I am embarrassed to say how long it has taken me to finish reading it (and thus creating a new post), but it seems that life and being very sleepy during my nightly reading ritual can make the book reading process quite long. However, I was dazzled by the details and powerful writing that had long since faded into a blur since the first time I read this book.
Since I picked up this famous story again, it seemed to keep popping up in my every day life. I had forgotten how much of an influence this story had–on Civil Rights, on understanding of Southern culture, on current and future lawyers striving to be like Atticus Finch. I think that as an English major, I took books like this for granted. We read so many important works (trying to squeeze as many as possible into each term) and my professors strived to expand our experiences beyond the stories we all read in middle and high school. Re-reading Mockingbird made me think that I would like to read many of the books I read in college (and in high school) again when there is not a “grade” involved. I think the first on the list would be Invisible Man, perhaps one of the most powerful books I have ever read.

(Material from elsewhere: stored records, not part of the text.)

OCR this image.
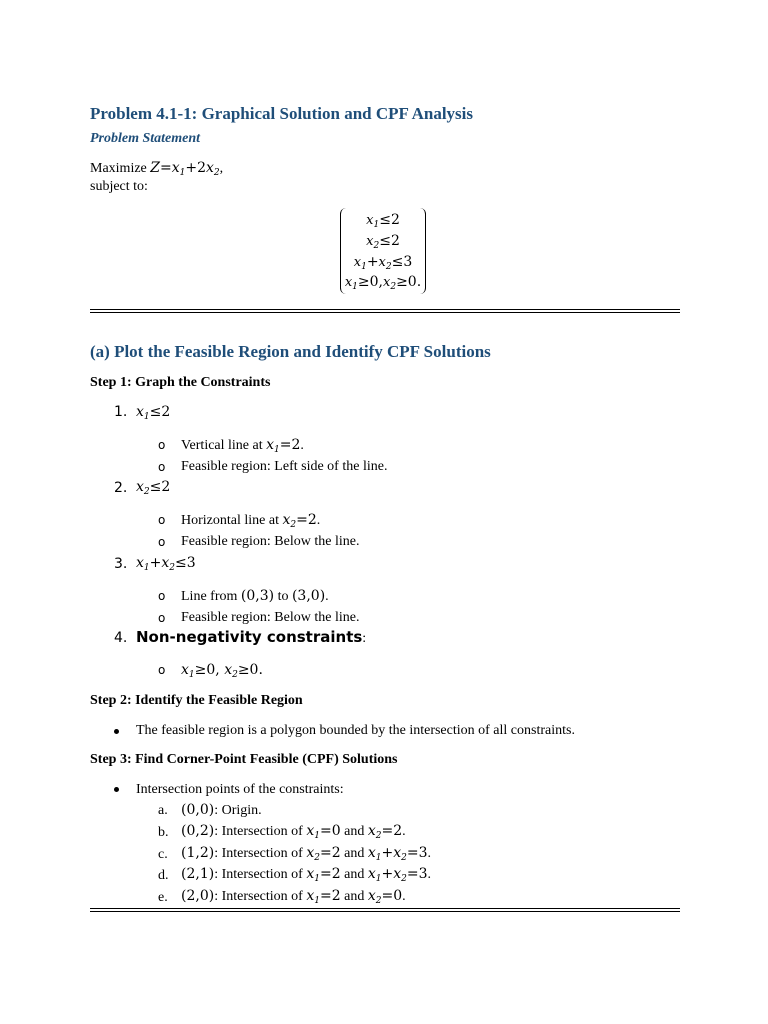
Problem 4.1-1: Graphical Solution and CPF Analysis
Problem Statement
Maximize $Z=x_1+2x_2$,
subject to:
$x_1\le 2$
$x_2\le 2$
$x_1+x_2\le 3$
$x_1\ge 0,x_2\ge 0$.
(a) Plot the Feasible Region and Identify CPF Solutions
Step 1: Graph the Constraints
1. $x_1\le 2$
o Vertical line at $x_1=2$.
o Feasible region: Left side of the line.
2. $x_2\le 2$
o Horizontal line at $x_2=2$.
o Feasible region: Below the line.
3. $x_1+x_2\le 3$
o Line from (0,3) to (3,0).
o Feasible region: Below the line.
4. Non-negativity constraints:
o $x_1\ge 0$, $x_2\ge 0$.
Step 2: Identify the Feasible Region
The feasible region is a polygon bounded by the intersection of all constraints.
Step 3: Find Corner-Point Feasible (CPF) Solutions
Intersection points of the constraints:
a. (0,0): Origin.
b. (0,2): Intersection of $x_1=0$ and $x_2=2$.
c. (1,2): Intersection of $x_2=2$ and $x_1+x_2=3$.
d. (2,1): Intersection of $x_1=2$ and $x_1+x_2=3$.
e. (2,0): Intersection of $x_1=2$ and $x_2=0$.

All that being said, re-reading Mockingbird was a wonderful experience. I think I was too young upon the first reading to truly understand the significance of the themes, plot, and even the incredible quality/skilled writing. I even remarked to myself that it seemed like heavy material for such young children to be reading it.
If you are reading this post, I would imagine you have already read this book so I won’t waste any time rehashing the plot. However, I would vehemently encourage you to read it again. Read about Scout’s childlike perceptions, Calpurnia’s kindess and wisdom, and of course, about Atticus’ incredible integrity and honor. It certainly is encouraging to see how far we have come with race relations since this book was published, though we still have far yet to go.
I am hoping to take a trip to Monroeville, Alabama in the spring (Harper Lee’s hometown) or sometime in the future to tour the court house used for the film adaptation and to see the play.
If for some reason you have never read this book, or read the Cliff Notes version when you were young and foolish…please read it! And, if it has been a long time since you read it, I would highly recommend reading it again. You won’t regret it.